ROCm Communication Collectives Library (RCCL)
https://rocmdocs.amd.com/projects/rccl/en/latest/
Other
231 stars 106 forks source link

[Issue]: Unexpected Behavior LL Protocol #1234

Open arkhadem opened 1 week ago

arkhadem commented 1 week ago

Problem Description

Hi Everyone,

I have found a very strange behavior in rccl-rocm-6.1.2 that I cannot understand based on my limited knowledge of LL implementation. The behavior is for AllGather - RING - LL test.

In the LL implementation, each channel has 256 threads. Each thread in each trip, sends/receives 8B data. So each trip of any primitive of LL transfers 256 threads x 8B = 2KB data. I found that if the data size is not divisible by 128B (16 threads), the latency is very high.
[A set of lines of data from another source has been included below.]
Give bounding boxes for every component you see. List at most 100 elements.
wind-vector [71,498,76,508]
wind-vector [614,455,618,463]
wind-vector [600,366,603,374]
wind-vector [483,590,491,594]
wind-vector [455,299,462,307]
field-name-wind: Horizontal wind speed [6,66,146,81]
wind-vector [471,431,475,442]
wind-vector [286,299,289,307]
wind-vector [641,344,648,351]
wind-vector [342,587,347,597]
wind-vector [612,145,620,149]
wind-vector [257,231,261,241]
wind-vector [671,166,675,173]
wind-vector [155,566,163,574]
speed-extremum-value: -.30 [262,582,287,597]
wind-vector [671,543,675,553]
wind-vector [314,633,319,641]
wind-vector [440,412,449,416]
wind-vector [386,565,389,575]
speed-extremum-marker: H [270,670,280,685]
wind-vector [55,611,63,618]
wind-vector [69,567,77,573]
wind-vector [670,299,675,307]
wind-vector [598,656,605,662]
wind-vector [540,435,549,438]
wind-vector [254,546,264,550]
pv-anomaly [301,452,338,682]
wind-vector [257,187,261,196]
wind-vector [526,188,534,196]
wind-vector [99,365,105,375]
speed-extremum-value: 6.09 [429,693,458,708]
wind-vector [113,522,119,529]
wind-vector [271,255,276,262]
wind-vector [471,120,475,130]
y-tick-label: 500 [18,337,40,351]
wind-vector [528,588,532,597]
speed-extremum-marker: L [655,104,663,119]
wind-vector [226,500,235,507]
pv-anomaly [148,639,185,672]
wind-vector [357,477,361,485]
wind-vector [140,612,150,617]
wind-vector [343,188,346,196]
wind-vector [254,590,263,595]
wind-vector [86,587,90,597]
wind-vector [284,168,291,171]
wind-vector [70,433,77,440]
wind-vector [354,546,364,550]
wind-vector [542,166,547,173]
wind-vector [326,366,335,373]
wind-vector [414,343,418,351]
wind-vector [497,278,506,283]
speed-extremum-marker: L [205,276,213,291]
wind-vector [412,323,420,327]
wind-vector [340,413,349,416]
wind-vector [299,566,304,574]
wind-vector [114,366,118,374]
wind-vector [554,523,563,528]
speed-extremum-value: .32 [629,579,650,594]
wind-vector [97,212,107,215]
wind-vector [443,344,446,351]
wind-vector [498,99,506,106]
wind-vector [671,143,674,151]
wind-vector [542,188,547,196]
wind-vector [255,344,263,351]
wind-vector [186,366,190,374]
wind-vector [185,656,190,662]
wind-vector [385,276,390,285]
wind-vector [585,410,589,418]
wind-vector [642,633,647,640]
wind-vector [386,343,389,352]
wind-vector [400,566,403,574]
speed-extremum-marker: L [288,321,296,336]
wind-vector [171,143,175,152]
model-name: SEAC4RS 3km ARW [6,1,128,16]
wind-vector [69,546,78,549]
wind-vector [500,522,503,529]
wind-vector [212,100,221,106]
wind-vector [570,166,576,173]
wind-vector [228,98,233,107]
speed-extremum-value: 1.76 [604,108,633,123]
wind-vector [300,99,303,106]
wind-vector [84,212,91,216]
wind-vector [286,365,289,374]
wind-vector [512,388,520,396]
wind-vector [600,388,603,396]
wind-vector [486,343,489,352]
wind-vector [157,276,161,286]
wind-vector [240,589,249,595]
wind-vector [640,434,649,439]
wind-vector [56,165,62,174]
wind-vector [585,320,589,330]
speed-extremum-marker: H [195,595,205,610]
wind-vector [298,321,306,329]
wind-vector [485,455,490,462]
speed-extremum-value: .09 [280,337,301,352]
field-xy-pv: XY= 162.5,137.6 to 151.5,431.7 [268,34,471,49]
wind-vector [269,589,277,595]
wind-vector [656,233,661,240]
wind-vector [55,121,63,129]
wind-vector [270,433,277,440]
In the following experiment, I increase the data by 16B in each step, meaning that 2 more threads will transfer data. Every 8 steps (x 2 threads = 16 threads or 1/4 of warp size), the latency is low. Otherwise, latency is huge (~150us difference). Can anyone understand why this is happening?

3MI300X

Sincerely,

Operating System

Ubuntu 22.04.3 LTS (Jammy Jellyfish)

CPU

Intel(R) Xeon(R) Platinum 8480C

GPU

AMD Instinct MI300X

ROCm Version

ROCm 6.1.0

ROCm Component

No response

Steps to Reproduce

Using 3 fully-connected GPUs:

RCCL_MSCCL_ENABLE=0 NCCL_PROTO=LL NCCL_ALGO=RING NCCL_MIN_NRINGS=16 NCCL_MAX_NRINGS=16 LD_LIBRARY_PATH=rccl-rocm-6.1.2/build/release/:$LD_LIBRARY_PATH ./build/all_gather_perf -g 3 -b 50331648 -e 50334720 -i 48 -s 1

(Optional for Linux users) Output of /opt/rocm/bin/rocminfo --support

No response

Additional Information

No response

gilbertlee-amd commented 4 days ago

Hi @arkhadem,

Thanks for reporting this - I've created an internal ticket to look into this and will update this ticket when we have some information about it.